Specified Domestic Transactions – Transfer Pricing

Specified Domestic Transactions – Transfer Pricing


  • The concept of Specified Domestic Transactions (SDT) was introduced in Finance Act 2012. Prior to that the AO were empowered to disallow payments made to related parties which were unreasonable or excessive under section 40A(2)(b) of the Act. Further, TPPs were applicable only for international transactions.
  • SC in the case of Re Glaxo Smithkline Asia P Ltd recognised the complications of arriving at the Fair Market value (FMV) in case of transactions involving related parties and suggested why transfer pricing provisions could not be extended to domestic transactions as well
  • This led to introduction of section 92BA of the Act and enactment of provisions for Specified Domestic Transactions (‘SDT’).
  • Initially the provisions were applicable for transactions covered under 40A(2)(b) of the Act and the threshold limit was INR 5 crores.
  • Finance Act, 2015 enhanced the threshold limit from INR 5 crores to INR 20 crores. Finance Act, 2017 amended the section 92BA of the Act by deleting clause (i) – reference to transactions under section 40A(2)(b) thereby further reducing the compliance requirements
  • Currently, the provisions are applicable only for transactions involving units enjoying tax holiday benefits [ section 80A, 80-IA(8), 80-IA(10), 10AA], where the aggregate of transactions during the year exceed INR 20 Crores.

Meaning of SDT

  • As per section 92BA, for the purpose of sections 92, 92C (Computation of arm’s length price), 92D (Maintenance and keeping of information and documents) and 92E (Furnishing of report from an accountant), in case of an assessee the specified domestic transaction shall mean any of the following transactions, not being an international transaction, namely

Features of SDT

  • Basically, SDT covers transactions which take place between closely held enterprises where one of the enterprise enjoys profit-linked deductions.
  • If one unit of an entity enjoys profit-linked deductions (SEZ units) while others don’t (DTA), then provisions of SDT are applicable
  • The idea behind such provision is to ensure that the transfer price in such transactions is not fixed in such a way that the entity that enjoys profit-linked deduction does not garner more than its due share of profits from a transaction.
  • Once any domestic transaction falls within the ambit of section 92BA, it would be treated in the same way an international transaction is to be treated. Method of determining ALP, documentation to be maintained, reference to TPO, penalty provisions are all similar to international transaction.
  • It has to be noted that SDT provisions are applicable only if the aggregate value of such transactions is Rs 20 crores or more during any previous year.
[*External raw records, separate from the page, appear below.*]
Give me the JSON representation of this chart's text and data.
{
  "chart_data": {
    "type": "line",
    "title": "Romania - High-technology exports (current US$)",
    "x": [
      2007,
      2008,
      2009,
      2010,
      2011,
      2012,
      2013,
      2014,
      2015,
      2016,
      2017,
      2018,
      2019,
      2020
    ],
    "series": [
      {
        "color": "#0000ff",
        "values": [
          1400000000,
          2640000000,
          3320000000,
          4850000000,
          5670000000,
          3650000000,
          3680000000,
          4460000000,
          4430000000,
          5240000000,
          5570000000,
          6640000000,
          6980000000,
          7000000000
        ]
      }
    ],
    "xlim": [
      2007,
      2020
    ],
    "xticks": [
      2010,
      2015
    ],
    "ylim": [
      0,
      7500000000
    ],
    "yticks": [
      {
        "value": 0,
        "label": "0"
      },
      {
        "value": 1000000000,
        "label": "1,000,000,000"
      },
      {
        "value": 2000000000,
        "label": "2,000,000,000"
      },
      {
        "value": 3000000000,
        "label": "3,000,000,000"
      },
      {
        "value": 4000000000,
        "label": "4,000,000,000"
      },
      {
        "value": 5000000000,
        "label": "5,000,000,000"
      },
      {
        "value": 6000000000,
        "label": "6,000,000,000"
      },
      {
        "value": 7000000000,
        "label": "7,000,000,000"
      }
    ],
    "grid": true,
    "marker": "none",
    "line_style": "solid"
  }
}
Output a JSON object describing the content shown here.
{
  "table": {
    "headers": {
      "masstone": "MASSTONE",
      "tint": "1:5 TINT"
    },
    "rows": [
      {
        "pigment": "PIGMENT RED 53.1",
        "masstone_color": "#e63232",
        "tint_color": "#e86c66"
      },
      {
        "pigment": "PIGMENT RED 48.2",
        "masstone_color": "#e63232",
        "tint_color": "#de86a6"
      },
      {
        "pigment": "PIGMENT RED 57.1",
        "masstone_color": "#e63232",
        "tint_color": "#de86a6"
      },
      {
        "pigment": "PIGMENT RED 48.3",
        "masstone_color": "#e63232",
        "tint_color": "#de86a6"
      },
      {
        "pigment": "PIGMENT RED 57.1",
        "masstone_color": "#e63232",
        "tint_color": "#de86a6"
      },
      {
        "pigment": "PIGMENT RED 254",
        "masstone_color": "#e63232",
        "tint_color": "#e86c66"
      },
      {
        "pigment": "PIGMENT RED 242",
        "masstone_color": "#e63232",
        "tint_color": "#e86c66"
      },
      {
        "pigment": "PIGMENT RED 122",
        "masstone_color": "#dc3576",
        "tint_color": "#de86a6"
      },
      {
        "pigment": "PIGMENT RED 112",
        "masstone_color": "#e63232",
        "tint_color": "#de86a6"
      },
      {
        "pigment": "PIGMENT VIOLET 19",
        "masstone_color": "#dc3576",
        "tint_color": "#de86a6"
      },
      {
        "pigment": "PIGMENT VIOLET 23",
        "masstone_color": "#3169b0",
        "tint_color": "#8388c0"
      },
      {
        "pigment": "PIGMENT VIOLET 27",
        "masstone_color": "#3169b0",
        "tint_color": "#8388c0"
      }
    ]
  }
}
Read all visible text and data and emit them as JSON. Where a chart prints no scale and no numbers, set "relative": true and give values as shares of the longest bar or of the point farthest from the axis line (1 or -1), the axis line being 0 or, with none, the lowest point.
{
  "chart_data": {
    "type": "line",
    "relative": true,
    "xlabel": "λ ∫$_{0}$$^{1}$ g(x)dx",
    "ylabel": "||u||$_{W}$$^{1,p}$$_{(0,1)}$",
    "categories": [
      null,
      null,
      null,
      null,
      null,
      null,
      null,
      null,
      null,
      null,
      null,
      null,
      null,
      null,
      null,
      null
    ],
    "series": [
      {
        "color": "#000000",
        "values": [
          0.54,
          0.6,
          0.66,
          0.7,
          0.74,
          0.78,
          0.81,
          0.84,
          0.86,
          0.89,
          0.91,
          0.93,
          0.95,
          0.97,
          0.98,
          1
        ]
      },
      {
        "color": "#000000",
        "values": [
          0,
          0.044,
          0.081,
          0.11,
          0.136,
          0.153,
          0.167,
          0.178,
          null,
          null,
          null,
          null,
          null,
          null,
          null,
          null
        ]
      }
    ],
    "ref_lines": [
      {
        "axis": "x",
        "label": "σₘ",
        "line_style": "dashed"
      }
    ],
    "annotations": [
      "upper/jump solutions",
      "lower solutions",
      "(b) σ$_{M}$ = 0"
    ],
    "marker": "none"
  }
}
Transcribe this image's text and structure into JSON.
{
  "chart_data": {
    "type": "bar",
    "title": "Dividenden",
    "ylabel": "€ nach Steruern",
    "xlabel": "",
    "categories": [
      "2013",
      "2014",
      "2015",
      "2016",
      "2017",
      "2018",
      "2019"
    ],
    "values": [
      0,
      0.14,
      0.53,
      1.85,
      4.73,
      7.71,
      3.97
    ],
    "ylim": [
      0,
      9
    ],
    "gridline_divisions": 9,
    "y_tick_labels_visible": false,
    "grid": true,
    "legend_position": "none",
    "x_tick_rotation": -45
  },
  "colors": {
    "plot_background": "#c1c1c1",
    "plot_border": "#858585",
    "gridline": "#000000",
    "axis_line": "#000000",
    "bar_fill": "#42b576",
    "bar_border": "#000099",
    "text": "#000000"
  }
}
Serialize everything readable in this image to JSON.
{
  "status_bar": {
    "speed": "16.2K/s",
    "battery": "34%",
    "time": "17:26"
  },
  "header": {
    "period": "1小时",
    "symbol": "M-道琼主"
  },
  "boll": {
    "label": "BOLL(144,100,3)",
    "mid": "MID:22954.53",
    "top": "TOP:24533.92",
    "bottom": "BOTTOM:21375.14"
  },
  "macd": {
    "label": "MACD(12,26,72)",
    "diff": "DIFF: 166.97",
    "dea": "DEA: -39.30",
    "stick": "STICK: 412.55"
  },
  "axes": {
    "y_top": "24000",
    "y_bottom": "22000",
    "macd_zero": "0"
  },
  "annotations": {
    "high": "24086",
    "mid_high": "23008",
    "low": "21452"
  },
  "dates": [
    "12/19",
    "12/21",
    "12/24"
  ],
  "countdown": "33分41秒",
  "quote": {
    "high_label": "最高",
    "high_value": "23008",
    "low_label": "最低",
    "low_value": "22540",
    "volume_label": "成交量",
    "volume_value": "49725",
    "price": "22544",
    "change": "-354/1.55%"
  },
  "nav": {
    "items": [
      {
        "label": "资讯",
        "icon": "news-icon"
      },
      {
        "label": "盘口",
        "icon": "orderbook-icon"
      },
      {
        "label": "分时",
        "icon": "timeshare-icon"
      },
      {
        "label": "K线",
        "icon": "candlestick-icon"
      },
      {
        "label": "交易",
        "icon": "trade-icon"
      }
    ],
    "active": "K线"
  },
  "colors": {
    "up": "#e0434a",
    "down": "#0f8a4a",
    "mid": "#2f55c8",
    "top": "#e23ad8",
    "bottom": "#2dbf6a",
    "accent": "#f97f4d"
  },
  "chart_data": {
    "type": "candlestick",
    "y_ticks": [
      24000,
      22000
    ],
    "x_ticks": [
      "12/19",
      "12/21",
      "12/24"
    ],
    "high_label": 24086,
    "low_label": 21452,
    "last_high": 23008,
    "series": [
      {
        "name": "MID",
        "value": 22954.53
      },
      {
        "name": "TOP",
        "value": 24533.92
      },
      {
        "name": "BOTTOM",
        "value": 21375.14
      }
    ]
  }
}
Safe harbour rules for SDT

  • Initially, SHRs were provided only for international transactions. However, CBDT extended the SHRs for SDT subsequently.


Xerox Limited is claiming profit linked deduction under section 80-IA and it has obtained certain services amounting to Rs.12 crore with its other Indian group concern during the FY 18-19. In this case Xeros India is

  1. Not Required to maintain documentation under Rule 10D as it is a specified domestic transaction
  2. Required to maintain documentation under Rule 10D as aggregate value of transaction is more than 1 crore
  3. Not Required to maintain documentation under Rule 10D as provisions of specified domestic transaction are not applicable

Answer c.

Once SDT is applicable, the documentation requirement shall be applicable. However, in this case, SDT is not applicable, since the aggregate value of the SDT is only Rs 12 crores, as the threshold limit is Rs 20 crores.